Missouri suicide rate goes up, grant money goes down
JEFFERSON CITY - Missouri's suicide rate has increased to 15.9 deaths per 100,000, according to the Southeast Missourian, which published the American Association of Suicidology's 2013 statistics, which was released last Thursday.
Even though the suicide rate increased from 2012, the grant money going to the Missouri Youth Suicide Prevention Project is going down. In fact, the group doesn't currently have an active grant.
Over the last nine years, MYSPP has received the Garrett Lee Smith grant three times, with each grant lasting three years. However, when re-applying last July, the organization was denied grant renewal for the first time this decade.
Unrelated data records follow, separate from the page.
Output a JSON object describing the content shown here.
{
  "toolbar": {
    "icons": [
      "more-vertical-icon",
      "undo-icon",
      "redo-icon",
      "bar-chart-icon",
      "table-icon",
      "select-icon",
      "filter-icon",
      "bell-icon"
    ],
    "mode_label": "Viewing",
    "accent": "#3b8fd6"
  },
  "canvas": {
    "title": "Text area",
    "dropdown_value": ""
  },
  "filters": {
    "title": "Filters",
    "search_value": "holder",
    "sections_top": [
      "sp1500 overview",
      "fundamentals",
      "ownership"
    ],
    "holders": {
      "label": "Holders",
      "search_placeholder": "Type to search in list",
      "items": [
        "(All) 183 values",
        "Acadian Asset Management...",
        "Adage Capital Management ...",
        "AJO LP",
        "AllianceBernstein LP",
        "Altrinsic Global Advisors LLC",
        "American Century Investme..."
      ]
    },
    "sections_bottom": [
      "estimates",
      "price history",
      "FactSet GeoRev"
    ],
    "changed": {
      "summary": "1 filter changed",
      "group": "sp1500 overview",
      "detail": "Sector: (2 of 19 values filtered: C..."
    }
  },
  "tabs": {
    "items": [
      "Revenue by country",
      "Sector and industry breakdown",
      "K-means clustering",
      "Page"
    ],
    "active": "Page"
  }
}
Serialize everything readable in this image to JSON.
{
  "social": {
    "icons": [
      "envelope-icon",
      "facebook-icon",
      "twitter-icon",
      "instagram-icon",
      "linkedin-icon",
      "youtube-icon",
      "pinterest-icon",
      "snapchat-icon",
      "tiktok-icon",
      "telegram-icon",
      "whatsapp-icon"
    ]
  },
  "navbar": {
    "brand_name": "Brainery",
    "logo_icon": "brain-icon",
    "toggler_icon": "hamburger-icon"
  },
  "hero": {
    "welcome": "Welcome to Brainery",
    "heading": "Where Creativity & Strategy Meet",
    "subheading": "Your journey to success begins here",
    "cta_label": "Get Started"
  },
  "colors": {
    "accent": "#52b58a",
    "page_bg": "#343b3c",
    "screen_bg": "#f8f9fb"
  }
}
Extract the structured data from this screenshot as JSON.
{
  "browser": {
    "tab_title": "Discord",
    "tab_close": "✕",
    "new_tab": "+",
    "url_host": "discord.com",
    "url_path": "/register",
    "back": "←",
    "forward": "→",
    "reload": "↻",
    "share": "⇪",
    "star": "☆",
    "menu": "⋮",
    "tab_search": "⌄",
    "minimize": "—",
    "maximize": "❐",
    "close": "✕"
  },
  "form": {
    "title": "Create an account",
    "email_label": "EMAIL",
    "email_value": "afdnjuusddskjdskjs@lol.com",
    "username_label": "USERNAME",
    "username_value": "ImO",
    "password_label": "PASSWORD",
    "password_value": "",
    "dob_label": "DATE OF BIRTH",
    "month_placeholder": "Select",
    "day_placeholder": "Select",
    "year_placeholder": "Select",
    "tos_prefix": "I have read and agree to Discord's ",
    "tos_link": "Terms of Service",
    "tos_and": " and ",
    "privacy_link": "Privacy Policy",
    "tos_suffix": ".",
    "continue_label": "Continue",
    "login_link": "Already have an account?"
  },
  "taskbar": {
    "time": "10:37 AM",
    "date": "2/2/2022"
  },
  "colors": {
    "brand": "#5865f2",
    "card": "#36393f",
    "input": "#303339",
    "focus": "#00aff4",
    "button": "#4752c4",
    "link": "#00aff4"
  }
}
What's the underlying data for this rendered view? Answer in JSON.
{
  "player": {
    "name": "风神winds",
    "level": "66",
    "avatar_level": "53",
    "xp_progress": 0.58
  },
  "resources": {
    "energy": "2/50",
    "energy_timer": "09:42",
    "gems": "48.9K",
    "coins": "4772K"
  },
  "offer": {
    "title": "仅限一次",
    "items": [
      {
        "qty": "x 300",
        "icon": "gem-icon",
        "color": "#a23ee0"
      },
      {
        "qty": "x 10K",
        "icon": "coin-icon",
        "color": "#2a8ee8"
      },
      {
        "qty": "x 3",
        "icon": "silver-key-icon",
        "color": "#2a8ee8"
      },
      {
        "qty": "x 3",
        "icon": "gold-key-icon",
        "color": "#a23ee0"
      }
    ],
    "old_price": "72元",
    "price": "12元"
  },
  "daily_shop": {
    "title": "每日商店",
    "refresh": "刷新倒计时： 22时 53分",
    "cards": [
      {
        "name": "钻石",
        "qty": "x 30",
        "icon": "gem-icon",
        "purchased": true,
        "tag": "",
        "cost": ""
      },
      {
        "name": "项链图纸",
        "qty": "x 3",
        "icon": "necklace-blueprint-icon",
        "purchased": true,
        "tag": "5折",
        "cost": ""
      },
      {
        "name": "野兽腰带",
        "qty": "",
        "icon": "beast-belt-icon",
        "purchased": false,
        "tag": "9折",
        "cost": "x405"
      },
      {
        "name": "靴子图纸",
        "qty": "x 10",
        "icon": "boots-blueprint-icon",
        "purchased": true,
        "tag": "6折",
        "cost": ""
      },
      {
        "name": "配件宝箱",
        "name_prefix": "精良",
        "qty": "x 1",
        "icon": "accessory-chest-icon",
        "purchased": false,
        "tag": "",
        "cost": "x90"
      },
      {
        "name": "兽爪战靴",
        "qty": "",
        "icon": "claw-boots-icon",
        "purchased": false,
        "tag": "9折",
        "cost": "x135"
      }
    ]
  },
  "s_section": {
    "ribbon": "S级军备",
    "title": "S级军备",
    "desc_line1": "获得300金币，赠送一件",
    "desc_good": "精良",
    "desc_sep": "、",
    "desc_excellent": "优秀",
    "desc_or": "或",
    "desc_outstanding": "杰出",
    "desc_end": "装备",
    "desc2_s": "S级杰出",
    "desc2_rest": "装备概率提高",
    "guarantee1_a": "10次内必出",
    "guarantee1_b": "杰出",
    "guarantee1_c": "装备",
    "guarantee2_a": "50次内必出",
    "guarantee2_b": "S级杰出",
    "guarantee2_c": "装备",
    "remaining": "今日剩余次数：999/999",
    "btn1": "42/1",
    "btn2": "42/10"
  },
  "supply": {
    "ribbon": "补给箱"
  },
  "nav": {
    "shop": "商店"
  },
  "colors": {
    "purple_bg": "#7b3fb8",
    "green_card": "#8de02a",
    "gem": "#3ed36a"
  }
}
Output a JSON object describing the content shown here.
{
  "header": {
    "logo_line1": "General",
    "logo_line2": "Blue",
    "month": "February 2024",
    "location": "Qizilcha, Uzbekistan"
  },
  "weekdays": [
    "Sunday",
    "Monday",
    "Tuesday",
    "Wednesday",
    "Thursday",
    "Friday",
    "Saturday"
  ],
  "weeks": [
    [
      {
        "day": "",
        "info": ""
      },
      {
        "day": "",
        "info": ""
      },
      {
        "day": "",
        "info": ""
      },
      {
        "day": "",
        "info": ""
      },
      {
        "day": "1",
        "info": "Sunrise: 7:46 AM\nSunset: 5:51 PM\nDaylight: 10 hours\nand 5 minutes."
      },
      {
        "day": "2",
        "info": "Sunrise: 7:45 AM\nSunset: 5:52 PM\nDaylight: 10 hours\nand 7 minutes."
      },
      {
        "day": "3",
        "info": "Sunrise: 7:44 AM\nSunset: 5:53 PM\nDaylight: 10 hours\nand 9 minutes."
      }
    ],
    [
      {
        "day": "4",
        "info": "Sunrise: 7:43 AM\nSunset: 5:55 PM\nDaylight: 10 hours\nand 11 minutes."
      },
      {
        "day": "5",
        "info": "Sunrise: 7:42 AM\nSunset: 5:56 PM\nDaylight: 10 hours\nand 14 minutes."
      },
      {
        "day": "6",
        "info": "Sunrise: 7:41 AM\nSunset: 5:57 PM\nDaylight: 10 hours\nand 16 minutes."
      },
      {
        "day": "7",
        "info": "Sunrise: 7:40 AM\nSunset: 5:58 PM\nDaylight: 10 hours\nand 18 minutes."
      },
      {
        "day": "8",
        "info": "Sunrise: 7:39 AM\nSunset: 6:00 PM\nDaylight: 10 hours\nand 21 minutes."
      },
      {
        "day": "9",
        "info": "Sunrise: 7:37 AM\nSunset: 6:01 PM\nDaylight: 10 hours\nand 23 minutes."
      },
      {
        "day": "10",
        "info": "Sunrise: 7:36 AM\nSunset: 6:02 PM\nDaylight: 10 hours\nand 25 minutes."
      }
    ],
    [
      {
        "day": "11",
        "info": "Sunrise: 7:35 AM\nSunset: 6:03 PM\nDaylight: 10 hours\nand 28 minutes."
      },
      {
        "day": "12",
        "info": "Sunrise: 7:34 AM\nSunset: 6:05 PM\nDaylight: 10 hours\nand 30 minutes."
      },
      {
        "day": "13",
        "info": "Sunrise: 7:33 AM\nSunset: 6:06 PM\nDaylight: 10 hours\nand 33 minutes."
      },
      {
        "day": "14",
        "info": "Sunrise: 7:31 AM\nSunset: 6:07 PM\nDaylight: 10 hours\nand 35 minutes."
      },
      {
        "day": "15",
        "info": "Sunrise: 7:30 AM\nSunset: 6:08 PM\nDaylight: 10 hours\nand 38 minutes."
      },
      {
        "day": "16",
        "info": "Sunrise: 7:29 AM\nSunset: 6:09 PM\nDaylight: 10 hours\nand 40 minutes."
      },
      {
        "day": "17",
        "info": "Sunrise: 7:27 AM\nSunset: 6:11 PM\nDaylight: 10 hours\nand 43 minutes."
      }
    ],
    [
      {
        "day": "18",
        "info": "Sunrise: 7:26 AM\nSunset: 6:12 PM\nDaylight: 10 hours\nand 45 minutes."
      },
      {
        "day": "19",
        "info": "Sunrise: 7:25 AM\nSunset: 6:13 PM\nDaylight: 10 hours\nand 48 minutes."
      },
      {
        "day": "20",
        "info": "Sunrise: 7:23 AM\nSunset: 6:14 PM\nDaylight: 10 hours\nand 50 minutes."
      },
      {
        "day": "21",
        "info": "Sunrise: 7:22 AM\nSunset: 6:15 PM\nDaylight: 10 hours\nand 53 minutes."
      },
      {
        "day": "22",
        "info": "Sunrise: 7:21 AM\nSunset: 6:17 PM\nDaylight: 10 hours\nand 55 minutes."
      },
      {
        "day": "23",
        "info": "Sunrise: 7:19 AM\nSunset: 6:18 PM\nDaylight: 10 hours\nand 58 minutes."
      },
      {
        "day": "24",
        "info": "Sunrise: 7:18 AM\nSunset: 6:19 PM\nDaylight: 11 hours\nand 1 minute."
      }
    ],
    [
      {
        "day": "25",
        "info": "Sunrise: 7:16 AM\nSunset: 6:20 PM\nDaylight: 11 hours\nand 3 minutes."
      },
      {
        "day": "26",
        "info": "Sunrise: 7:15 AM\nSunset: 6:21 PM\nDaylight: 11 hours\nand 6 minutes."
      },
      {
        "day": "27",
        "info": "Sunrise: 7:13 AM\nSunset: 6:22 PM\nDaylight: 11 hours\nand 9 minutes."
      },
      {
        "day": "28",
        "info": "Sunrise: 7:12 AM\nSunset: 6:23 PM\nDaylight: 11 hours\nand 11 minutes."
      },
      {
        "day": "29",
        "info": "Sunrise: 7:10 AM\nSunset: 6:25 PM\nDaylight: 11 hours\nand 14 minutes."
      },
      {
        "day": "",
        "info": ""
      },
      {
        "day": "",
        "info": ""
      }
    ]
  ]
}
Now they're limited to using leftover money from the previous grant.
"We didn't get the grant renewed for a fourth time, but we're still working with some of the grant money leftover. That somewhat limits what we can do for now," MYSPP Director Scott Perkins said.
While their grant wasn't renewed, MYSPP was granted an opportunity to re-apply for the Garrett Lee Smith grant. That opportunity will come later this spring, and it would take effect around October, according to Perkins.
MYSPP said it loses out on training when it doesn't have grant money. With grant money it has had in the past, workers train people on suicide prevention in regional resource centers. Without the normal grant money, those training sessions are really only done by volunteers.
"Once we set up training sessions and call centers, the calls started coming in, so obviously there's a need [for the continuation of training]," Perkins said.
One other form of training has come by way of the public school system. Perkins said school districts that were trained in suicide prevention saw suicide rates drop the following year.
Most states depend on grant money to fund similar projects to MYSPP, and not all of them are as lucky in securing grants. Getting three Garrett Lee Smith grants consecutively is a rarity. If MYSPP secures a new grant this spring, which now runs five years, it plans on scaling up its operation.
"We would bring back the training we had before, and we'd also like to provide follow-up care for those affected by suicides of friends and loved ones," Perkins said.
Despite the fact getting renewed three times is rare, Perkins strongly believes the organization will get its grant renewed for a fourth time. He bases that strongly on the fact that MYSPP has overseen more training than any other Garrett Lee Smith grantee. Perkins envisions those training numbers increasing further with a new grant.
"Our goal is to reduce the rate of suicides in Missouri and also the rate of suicide attempts in the state," Perkins said.